Il suffoqua d'horreur cette fois. Il ne sut pas où il puisa le filet de force pour se ressaisir. Respiration après respiration, il tenta de se redresser et d'affronter la douleur qui l'assaillait. Que pouvait-il lui arriver en pleine fête devant des centaines d'invités ? Il devait rejoindre Cid et rester entouré de ses amis en attendant monsieur Martin. À la maison, son père et son grand-père le protègeraient, ils étaient de grands Éthers et au besoin ils appelleraient Téodor Lux. Rien n'était perdu, rien n'était perdu, il répétait en boucle cette litanie pour se donner du courage et la force de se lever malgré les sensations qui le torturaient.
Il prit une inspiration plus longue et redressa la tête. Ses yeux larmoyaient et le marteau de la migraine cognait toujours fort dans son crâne. Il vit le groupe d'adultes à l'opposé de la pièce qui le regardait d'un air réprobateur. C'est sûr qu'ils pensaient que Thys était un de ces jeunes délurés qui avait ingurgité des verres d'alcool toute la soirée et maintenant se trainait comme une loque. Tant pis ! Il se moquait bien de leur jugement.
Il essaya de prendre appui sur ses jambes flasques et s'affala sur son siège. Cela allait être vraiment dur de rejoindre la salle de bal. Il inspira une nouvelle fois profondément. Les longues respirations lui procuraient quelques secondes salvatrices de répit. Il en profita pour se redresser, quand il se figea face aux intenses yeux bleus de Mademoiselle Yessel qui le fixaient.
— Thys, que t'arrive-t-il ? demanda la jeune femme inquiète.
— Je me sens mal !
— Tu as bu de l'alcool, mon grand ?
Son ton était sévère. Et elle plissa le nez de la plus charmante des manières.
— Non, non, j'ai mal ! Ma tête, mon ventre !
— Viens avec moi, je vais t'allonger dans un endroit calme et je téléphonerai à tes parents ! Tu connais le numéro ?
— Oui bien sûr, merci, mademoiselle.
Thys se laissa soulever par l'épaule et trainer par ce petit bout de femme qui sentait si bon et qui avait une force incroyable ! Un jeune homme lui prêta main-forte et Thys se retrouva très vite affalé dans un canapé de cuir, la tête délicatement posée sur un coussin. Mademoiselle Yessel se tenait face à lui dans cette salle plutôt exiguë en comparaison aux autres pièces de la villa. Cela ressemblait à un bureau. D'ailleurs, un bureau-ministre en chêne massif, style Louis Philippe, occupait une grande partie de l'espace. Mademoiselle Yessel ne bougeait pas, elle le fixait toujours. Par contre, le jeune homme qui l'avait aidé était parti, sans doute pour appeler les secours. La douleur s'apaisait, Thys imagina la jalousie de ses camarades quand ils apprendraient qu'il s'était trouvé seul dans une pièce, chouchouté par la pulpeuse professeure de maths.
Il se souvint qu'il n'avait pas donné le numéro de téléphone de ses parents et voulut se rattraper. À peine avait-il ouvert la bouche, qu'une voix froide le pria de se taire. Interloqué, il eut un terrible pressentiment.
— Mademoiselle Yessel ?
— Tais-toi, je t'ai dit, je réfléchis !
L'intonation était dure, sèche et ne correspondait pas à la beauté qui émanait de la jeune personne.
— Je voulais juste vous donner mon numéro de téléphone pour contacter mes parents !

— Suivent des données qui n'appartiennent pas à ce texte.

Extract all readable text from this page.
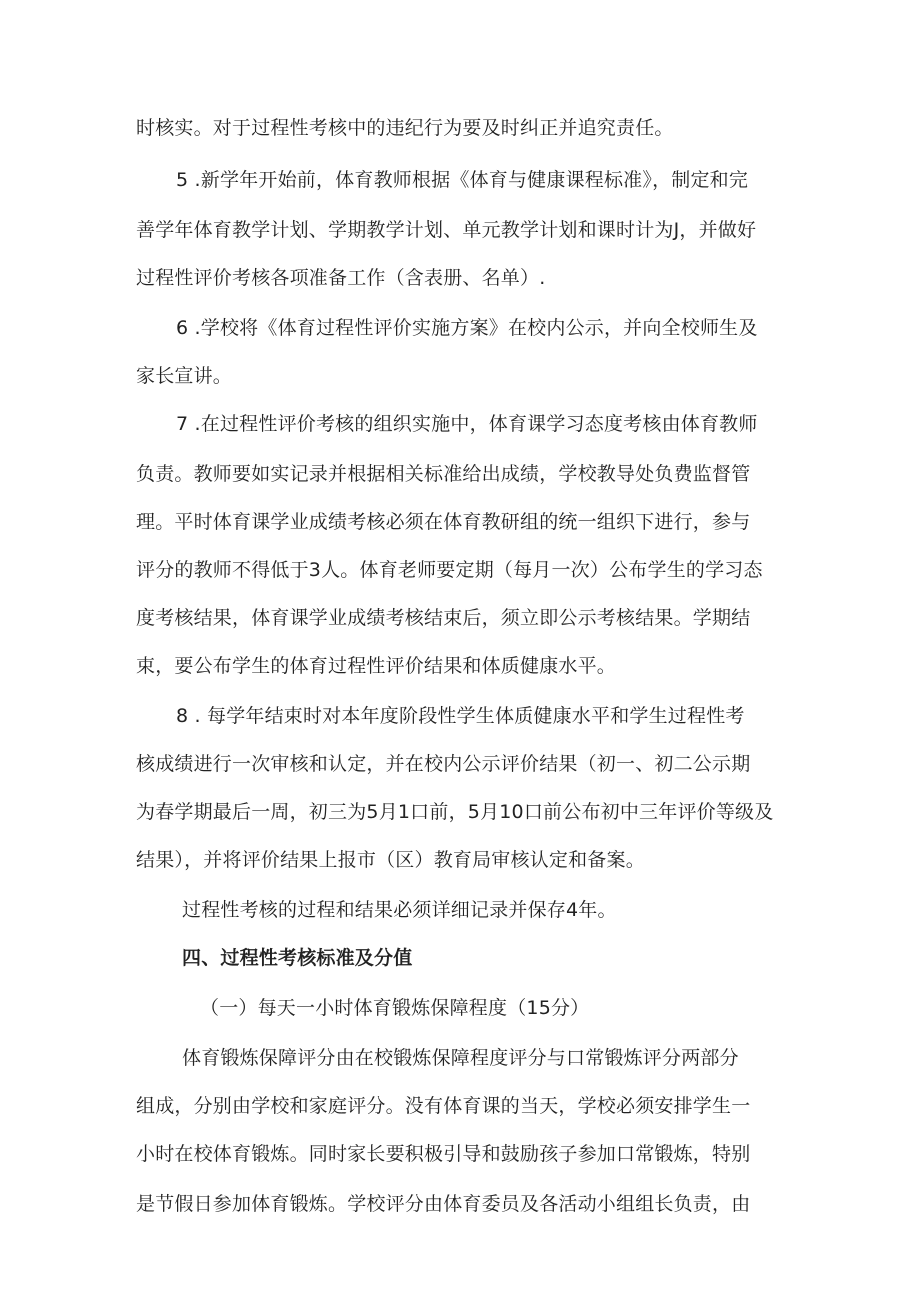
时核实。对于过程性考核中的违纪行为要及时纠正并追究责任。
5 .新学年开始前，体育教师根据《体育与健康课程标准》，制定和完
善学年体育教学计划、学期教学计划、单元教学计划和课时计为J，并做好
过程性评价考核各项准备工作（含表册、名单）.
6 .学校将《体育过程性评价实施方案》在校内公示，并向全校师生及
家长宣讲。
7 .在过程性评价考核的组织实施中，体育课学习态度考核由体育教师
负责。教师要如实记录并根据相关标准给出成绩，学校教导处负费监督管
理。平时体育课学业成绩考核必须在体育教研组的统一组织下进行，参与
评分的教师不得低于3人。体育老师要定期（每月一次）公布学生的学习态
度考核结果，体育课学业成绩考核结束后，须立即公示考核结果。学期结
束，要公布学生的体育过程性评价结果和体质健康水平。
8 . 每学年结束时对本年度阶段性学生体质健康水平和学生过程性考
核成绩进行一次审核和认定，并在校内公示评价结果（初一、初二公示期
为春学期最后一周，初三为5月1口前，5月10口前公布初中三年评价等级及
结果），并将评价结果上报市（区）教育局审核认定和备案。
过程性考核的过程和结果必须详细记录并保存4年。
四、过程性考核标准及分值
（一）每天一小时体育锻炼保障程度（15分）
体育锻炼保障评分由在校锻炼保障程度评分与口常锻炼评分两部分
组成，分别由学校和家庭评分。没有体育课的当天，学校必须安排学生一
小时在校体育锻炼。同时家长要积极引导和鼓励孩子参加口常锻炼，特别
是节假日参加体育锻炼。学校评分由体育委员及各活动小组组长负责，由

Thys ne pouvait pas accepter ce que son esprit avait, semblait-il, déjà compris. Une claque bien appuyée, assénée sans préavis, l'assomma à moitié. La femme, un rictus marqué au coin des lèvres, le regardait méchamment en se frottant la main.
— Vas-tu te taire, sale âme atrophiée !
Sa pupille rougeoyante se dilatait démesurément et obstruait même son iris bleu si fascinant.
— Non, vous n'êtes pas un Mil...
Une deuxième claque, portée avec violence du côté de son Ingéni, fit perdre à Thys tous ses repères spatiaux. Son corps semblait flotter de gauche, de droite sans gouvernail pour le stabiliser. Sa tête, telle une hélice, tournoyait prête à se détacher du tronc. La migraine prisonnière de sa boîte crânienne creusait un trou au pilon pour sortir. Thys eut un haut-le-cœur et vomit en gerbe sur le canapé.